I’m doing that ridiculous workout program you see on infomercials late at night right now. In fact, I’m nine days from finishing my first ninety day circuit. (And I’m going to do it again.) When I started the program, I couldn’t do very many push-ups. But every week I worked at them. Now in week twelve I can do quadruple the number I could in week one.
The same is true being a creative. The fundamental thing that always held me back from writing anything was my desire for it to be perfect. But how could it be perfect if I never worked at it? It’s taken me WAY too long to realize this simple truth.
The last definition for inspiration is “an act of breathing in; an inhalation.” I like that a lot.

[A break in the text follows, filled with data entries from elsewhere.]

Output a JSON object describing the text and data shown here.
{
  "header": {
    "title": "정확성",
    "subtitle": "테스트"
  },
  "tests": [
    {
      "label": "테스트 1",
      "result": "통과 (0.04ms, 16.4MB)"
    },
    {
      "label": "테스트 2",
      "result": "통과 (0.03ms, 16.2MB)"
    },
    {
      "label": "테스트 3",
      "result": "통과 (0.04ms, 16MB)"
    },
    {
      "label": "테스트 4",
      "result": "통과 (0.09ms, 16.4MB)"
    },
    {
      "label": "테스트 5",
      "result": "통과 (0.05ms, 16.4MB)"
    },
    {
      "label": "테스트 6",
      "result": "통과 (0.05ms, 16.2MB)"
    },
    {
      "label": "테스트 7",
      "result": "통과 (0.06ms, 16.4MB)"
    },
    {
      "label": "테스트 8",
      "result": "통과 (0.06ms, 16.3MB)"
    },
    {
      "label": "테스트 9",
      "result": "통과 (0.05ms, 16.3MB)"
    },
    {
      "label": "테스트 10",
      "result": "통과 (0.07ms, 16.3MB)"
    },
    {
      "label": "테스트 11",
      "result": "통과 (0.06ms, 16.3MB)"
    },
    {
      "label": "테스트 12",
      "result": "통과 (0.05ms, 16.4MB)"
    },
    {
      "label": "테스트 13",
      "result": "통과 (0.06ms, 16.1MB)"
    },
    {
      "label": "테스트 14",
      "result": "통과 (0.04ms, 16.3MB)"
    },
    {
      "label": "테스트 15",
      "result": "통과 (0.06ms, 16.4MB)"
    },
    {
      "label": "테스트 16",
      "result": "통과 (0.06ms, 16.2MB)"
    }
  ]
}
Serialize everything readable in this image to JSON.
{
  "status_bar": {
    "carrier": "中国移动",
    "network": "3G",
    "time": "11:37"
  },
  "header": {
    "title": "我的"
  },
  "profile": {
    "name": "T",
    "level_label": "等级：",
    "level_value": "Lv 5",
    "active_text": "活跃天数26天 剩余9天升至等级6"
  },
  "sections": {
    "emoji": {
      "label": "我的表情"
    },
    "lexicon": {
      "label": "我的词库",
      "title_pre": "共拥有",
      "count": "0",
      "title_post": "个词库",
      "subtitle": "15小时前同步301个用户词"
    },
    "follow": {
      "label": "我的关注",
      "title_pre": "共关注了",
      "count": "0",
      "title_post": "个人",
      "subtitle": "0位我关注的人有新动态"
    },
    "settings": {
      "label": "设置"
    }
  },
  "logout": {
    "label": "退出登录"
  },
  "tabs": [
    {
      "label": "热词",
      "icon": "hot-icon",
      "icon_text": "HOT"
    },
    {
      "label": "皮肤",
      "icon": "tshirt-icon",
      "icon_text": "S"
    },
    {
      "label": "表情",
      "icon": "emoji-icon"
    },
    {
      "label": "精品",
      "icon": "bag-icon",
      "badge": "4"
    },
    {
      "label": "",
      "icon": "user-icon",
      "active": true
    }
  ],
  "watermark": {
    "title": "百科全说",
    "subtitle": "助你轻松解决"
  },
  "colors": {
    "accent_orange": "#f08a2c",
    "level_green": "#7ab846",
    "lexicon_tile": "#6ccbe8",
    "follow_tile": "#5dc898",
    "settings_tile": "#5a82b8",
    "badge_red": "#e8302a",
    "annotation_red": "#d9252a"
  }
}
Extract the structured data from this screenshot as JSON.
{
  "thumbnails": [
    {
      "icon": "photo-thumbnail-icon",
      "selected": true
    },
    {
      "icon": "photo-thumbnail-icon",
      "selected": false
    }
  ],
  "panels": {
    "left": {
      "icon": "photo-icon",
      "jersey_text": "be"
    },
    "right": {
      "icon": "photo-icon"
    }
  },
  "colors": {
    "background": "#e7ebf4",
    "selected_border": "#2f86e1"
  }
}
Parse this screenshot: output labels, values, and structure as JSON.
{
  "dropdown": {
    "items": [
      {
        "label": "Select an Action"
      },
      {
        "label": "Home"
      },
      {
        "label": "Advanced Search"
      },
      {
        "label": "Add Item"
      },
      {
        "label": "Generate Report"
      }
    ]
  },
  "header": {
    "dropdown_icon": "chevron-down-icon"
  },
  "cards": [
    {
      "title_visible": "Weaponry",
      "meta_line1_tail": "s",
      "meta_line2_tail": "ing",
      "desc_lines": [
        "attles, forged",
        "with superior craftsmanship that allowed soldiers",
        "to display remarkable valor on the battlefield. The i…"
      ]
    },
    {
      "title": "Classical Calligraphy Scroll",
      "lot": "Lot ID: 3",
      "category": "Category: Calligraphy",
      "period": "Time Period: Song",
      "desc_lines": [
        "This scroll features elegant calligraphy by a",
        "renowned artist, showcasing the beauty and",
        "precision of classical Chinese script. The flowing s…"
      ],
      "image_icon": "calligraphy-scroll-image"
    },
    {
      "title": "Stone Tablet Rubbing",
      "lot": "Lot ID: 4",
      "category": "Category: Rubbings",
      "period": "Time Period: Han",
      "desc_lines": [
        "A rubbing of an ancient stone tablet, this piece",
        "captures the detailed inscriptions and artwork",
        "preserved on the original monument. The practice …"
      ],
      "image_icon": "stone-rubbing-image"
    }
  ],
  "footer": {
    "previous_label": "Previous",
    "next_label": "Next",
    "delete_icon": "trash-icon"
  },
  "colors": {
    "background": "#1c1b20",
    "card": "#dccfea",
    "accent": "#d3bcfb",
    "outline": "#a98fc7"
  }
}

The body requires oxygen. I learned why in eighth grade science but I can’t recall now, so I just accept that it does. Inspiration in the physiological sense is the oxygen delivery process for the lungs, which in turn passes it on to the blood and so on. Inspiration in the creative sense is the catalyst delivery process for the mind. The thing I like most about this last definition is the implied constancy of it. We are always breathing. Constant inspiration. The day we stop is the day we die.
We are always breathing.
Inspiration is inevitable. Because we are created as emotional beings, we will always intersect with catalysts that send us into that transcendent state. That’s a comforting thought. Before I was always afraid of not being inspired. Now I live confidently that inspiration is always right around the next corner. Always in the next breath.
“What is the result inspiration produces?” If I’ve done the work to play on the big stage, if I’ve placed myself in the path of success, loaded for bear with a double-barrel full of words, full of rhythm and syntax and structure…
I’m working to be ready for that next breath.